# Laser During Vape Session Indoors



## Lee_T (26/3/14)

Lee

Reactions: Like 4


----------



## johan (26/3/14)

New Art Form

Reactions: Like 1


----------



## Riaz (26/3/14)

is the laser emanating from your vape gear  coz that will be awesome

Reactions: Like 1


----------



## Lee_T (26/3/14)

Riaz said:


> is the laser emanating from your vape gear  coz that will be awesome


That's a project in the works.



Lee


----------



## Riaz (26/3/14)

Lee_T said:


> That's a project in the works.
> 
> 
> 
> Lee



wow

looks lovely man

reminds me of the rave party days


----------



## Lee_T (26/3/14)

Good times eh?









Lee

Reactions: Funny 1


----------



## Riaz (26/3/14)

Lee_T said:


> Good times eh?
> 
> 
> 
> ...



hell yeah

Reactions: Like 1


----------



## Mklops (26/3/14)

@Lee_T , I assume that you have a fascination or passion for lasers?



Lee_T said:


> That's a project in the works.
> 
> 
> 
> Lee


 
You seriosuly working on the project? Would be interesting to hear/see what you cooking up!

Reactions: Like 1


----------



## Die Kriek (26/3/14)

I can already picture that. Vape at one end, laser at the other, sit down to have a vape and press the wrong button.

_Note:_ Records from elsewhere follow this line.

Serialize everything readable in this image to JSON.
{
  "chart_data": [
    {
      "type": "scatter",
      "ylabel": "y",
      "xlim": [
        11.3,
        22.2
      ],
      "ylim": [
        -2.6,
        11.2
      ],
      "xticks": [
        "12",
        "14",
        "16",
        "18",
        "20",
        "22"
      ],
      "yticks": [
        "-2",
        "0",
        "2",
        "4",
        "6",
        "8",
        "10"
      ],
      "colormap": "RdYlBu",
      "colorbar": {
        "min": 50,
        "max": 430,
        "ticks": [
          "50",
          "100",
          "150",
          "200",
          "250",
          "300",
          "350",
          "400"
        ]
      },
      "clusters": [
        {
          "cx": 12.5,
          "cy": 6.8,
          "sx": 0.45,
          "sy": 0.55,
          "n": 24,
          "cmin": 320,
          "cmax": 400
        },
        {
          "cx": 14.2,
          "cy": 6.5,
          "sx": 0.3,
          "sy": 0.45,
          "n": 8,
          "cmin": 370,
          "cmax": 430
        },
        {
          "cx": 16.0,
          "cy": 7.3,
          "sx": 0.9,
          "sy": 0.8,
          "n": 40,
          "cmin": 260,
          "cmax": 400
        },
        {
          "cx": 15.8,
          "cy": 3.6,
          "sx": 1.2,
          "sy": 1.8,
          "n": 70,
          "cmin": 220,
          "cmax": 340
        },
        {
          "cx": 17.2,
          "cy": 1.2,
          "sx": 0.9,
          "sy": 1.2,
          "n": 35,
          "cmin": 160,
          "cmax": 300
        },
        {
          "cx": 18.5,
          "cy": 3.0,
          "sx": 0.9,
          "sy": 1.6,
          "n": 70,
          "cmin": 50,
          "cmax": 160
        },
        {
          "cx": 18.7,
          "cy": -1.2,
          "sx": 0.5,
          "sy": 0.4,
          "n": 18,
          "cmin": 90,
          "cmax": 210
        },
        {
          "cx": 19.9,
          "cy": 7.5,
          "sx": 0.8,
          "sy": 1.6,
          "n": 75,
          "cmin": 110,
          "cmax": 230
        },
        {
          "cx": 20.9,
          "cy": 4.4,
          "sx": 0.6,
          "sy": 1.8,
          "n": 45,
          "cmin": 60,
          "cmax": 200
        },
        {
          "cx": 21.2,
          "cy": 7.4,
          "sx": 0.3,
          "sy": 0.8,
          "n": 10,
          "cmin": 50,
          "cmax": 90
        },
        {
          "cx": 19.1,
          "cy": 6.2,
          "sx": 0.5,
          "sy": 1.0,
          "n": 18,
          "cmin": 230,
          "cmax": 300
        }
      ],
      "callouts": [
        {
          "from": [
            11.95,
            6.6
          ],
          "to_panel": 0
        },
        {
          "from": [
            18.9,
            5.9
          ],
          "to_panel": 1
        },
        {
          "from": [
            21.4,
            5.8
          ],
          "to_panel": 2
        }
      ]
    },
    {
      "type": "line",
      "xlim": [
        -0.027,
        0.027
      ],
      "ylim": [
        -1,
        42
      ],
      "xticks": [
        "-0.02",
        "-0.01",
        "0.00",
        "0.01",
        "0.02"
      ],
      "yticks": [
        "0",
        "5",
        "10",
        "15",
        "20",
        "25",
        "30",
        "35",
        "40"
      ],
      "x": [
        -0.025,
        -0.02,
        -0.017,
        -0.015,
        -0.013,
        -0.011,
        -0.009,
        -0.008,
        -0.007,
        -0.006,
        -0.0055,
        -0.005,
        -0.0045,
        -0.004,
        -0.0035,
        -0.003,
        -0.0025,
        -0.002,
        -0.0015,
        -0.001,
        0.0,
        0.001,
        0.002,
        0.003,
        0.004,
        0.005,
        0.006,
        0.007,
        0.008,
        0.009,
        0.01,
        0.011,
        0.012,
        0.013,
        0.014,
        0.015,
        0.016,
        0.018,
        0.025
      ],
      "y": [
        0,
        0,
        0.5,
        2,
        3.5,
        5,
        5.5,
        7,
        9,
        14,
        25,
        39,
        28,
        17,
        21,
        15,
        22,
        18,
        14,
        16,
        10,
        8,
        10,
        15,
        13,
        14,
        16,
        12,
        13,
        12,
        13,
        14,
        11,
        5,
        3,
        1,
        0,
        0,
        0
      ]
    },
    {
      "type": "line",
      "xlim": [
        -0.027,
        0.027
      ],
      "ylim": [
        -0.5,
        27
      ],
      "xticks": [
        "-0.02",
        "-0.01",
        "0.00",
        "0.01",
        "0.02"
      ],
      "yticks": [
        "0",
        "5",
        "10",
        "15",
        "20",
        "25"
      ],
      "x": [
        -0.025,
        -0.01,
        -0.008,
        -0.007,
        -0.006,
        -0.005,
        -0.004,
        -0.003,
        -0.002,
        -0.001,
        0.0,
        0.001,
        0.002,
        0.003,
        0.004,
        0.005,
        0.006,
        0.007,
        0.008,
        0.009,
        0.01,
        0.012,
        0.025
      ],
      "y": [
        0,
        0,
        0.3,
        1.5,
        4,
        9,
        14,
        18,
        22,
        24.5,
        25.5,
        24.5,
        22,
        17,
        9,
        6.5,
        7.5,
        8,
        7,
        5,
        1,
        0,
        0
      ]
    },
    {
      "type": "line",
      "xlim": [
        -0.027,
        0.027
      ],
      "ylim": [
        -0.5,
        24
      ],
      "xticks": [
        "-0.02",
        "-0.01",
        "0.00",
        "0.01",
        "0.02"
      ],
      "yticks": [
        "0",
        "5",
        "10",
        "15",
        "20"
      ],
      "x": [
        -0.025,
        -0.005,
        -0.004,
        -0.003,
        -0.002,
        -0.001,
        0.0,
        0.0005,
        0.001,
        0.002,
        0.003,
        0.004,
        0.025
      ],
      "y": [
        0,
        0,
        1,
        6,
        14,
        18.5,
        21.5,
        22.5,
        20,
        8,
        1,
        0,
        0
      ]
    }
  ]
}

I hope you don't have cats!

Reactions: Funny 2


----------



## Lee_T (26/3/14)

Mklops said:


> @Lee_T , I assume that you have a fascination or passion for lasers?
> 
> 
> 
> You seriosuly working on the project? Would be interesting to hear/see what you cooking up!


In between homework and such. I'll get around to updating somewhere down the line. Thanks.



Lee

Reactions: Like 1


----------



## CraftyZA (26/3/14)

Hahaha, a few weeks ago we did the exact same thing!!!

Reactions: Like 2


----------



## Lee_T (26/3/14)

CraftyZA said:


> Hahaha, a few weeks ago we did the exact same thing!!!


It's the future, man.



Lee


----------